Continuous production method of optically anisotropic pitch described in section 2) (4) The method for continuously producing an optically anisotropic pitch according to claim 11 or (2), characterized in that the temperature of the heating area is about 330 to 380°C. . (5) A space between the reaction zone and the static zone of the reaction tank is provided to suppress the influence of stirring of the reaction zone on the static zone without interfering with the settling of the optically anisotropic pitch generated in the reaction zone. Siya 1
A method for continuously producing an optically anisotropic pitch according to claim 1 (fl) or (2), characterized in that a plate is provided. (6) In order to suppress the flow of the contents of the stationary area, at least the upper half of the stationary area is cut with two or more baffle plates. ) or (2), the method for continuously producing an optically anisotropic pitch. (7) A patent claim characterized in that in order to suppress the flow of the contents of the stationary area, a baffle plate is provided in the entire stationary area, and the stationary area is substantially divided into two or more vertically elongated chambers.
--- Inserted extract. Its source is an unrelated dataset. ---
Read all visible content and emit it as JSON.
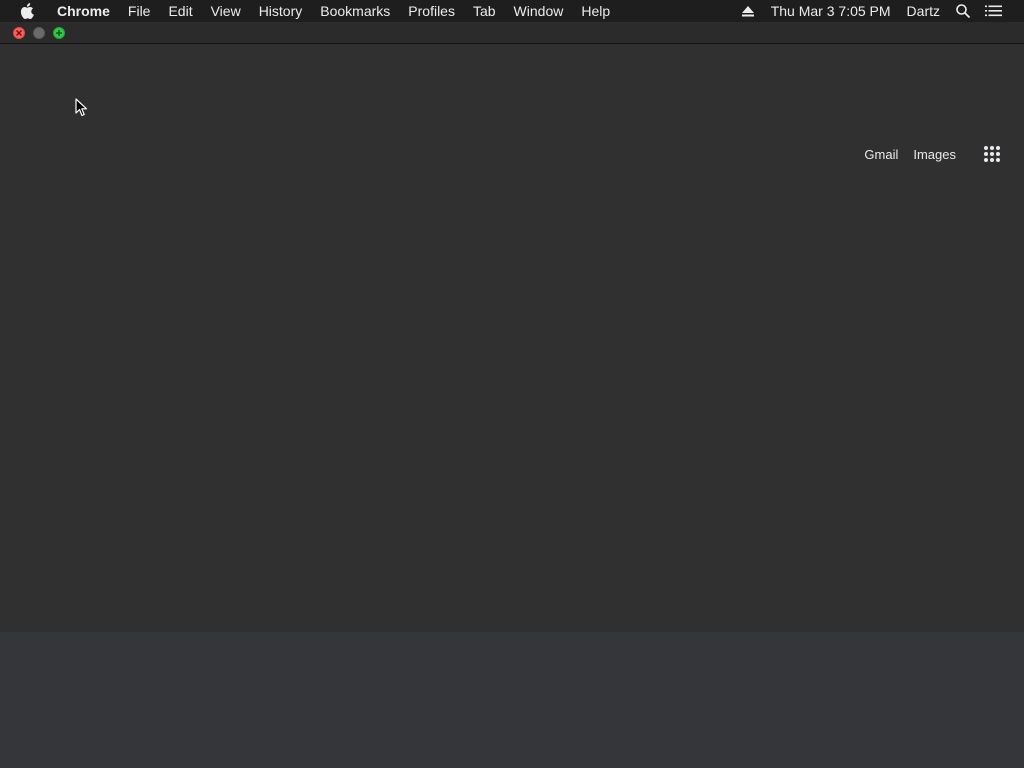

Range number +
11. The method for continuously producing an optically anisotropic pitch according to item 11 or item (2). (8) A patent claim characterized in that the quality of the optically anisotropic pitch as a product is stabilized by performing field pack control by controlling the inflow amount of raw materials and the extraction flow rate of the optically anisotropic pitch. A method for continuously producing an optically anisotropic pitch according to item (1) or item C).